A coordenação-geral da conferência ficou a cargo dos desembargadores federais Souza Prudente (diretor da Esmaf) e Wilson Alves de Souza (vice-diretor), do juiz federal Pedro Felipe de Oliveira Santos. A gestora do projeto Atendimento à Lei Geral de Proteção de Dados Pessoais (LGPD) no Tribunal Regional Federal da 1ª Região (TRF1), Ana Clara Balsalobre, também coordenou o debate e mediou as palestras.
Na abertura, Ana Clara Balsalobre fez um balanço sobre o trabalho já realizado no TRF1 para implantação dos parâmetros estabelecidos pela LGPD. Segundo Balsalobre, em junho o Tribunal definiu como estratégico e prioritário o projeto Atendimento LGPD e, desde então, várias ações foram realizadas.
“Com essa definição, criamos uma equipe formada por servidores de várias áreas do Tribunal, participamos de eventos sobre o tema para entender melhor o assunto. Iniciamos também um curso de capacitação de formação de dados, o qual foi ministrado para pelo menos dois servidores de cada Seccional da 1ª Região. Recebemos consultoria da Solo Network, por meio de uma parceria com a Microsoft, sobre identificação das áreas de risco potencial no Tribunal e informação baseada na LGPD a partir de um mapeamento de importantes técnicas de segurança da informação e avaliação dos objetivos e prioridades de cyber segurança. Desenvolvemos um projeto-piloto com a Secretaria de Gestão de Pessoas, que será a área que vai impulsionar a LGPD no TRF1. Esse projeto consiste na avaliação de segurança da informação e no inventário das atividades de tratamento de dados pessoais. A partir desse projeto nós vamos implementar a LGPD em outras áreas do Tribunal”, informou a gestora.

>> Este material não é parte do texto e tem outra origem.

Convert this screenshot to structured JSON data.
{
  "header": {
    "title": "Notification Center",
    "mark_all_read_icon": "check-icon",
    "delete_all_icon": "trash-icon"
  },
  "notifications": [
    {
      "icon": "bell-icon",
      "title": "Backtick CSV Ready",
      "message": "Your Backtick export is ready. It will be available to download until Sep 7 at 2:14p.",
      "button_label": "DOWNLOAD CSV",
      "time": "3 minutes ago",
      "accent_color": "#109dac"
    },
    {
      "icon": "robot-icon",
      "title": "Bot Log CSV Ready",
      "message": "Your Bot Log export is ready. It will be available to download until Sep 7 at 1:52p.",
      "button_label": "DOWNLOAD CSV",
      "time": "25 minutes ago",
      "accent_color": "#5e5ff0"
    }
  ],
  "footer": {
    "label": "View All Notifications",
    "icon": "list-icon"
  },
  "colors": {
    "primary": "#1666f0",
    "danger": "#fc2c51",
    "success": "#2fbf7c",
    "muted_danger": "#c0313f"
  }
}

Em seguida, a juíza federal Caroline Tauk, do TRF2 e juíza auxiliar no Supremo Tribunal Federal (STF), palestrou sobre a implantação da LGPD no poder público com foco na Justiça, destacando alguns conceitos da lei. A magistrada explicou que o tratamento de dados está relacionado ao uso, do começo ao fim, das informações. Falou das responsabilidades de elementos intitulados pela lei como “controlador”, “operador” e “encarregado” dos dados enfatizando que as atribuições de cada um dependem do funcionamento do órgão. Destacou que embora a Constituição Federal já garanta a proteção de dados por meio de um modelo que visa antecipar danos a esse sistema, a LGPD se preocupa com o uso dos dados desde o começo do ciclo e não só quando são violados.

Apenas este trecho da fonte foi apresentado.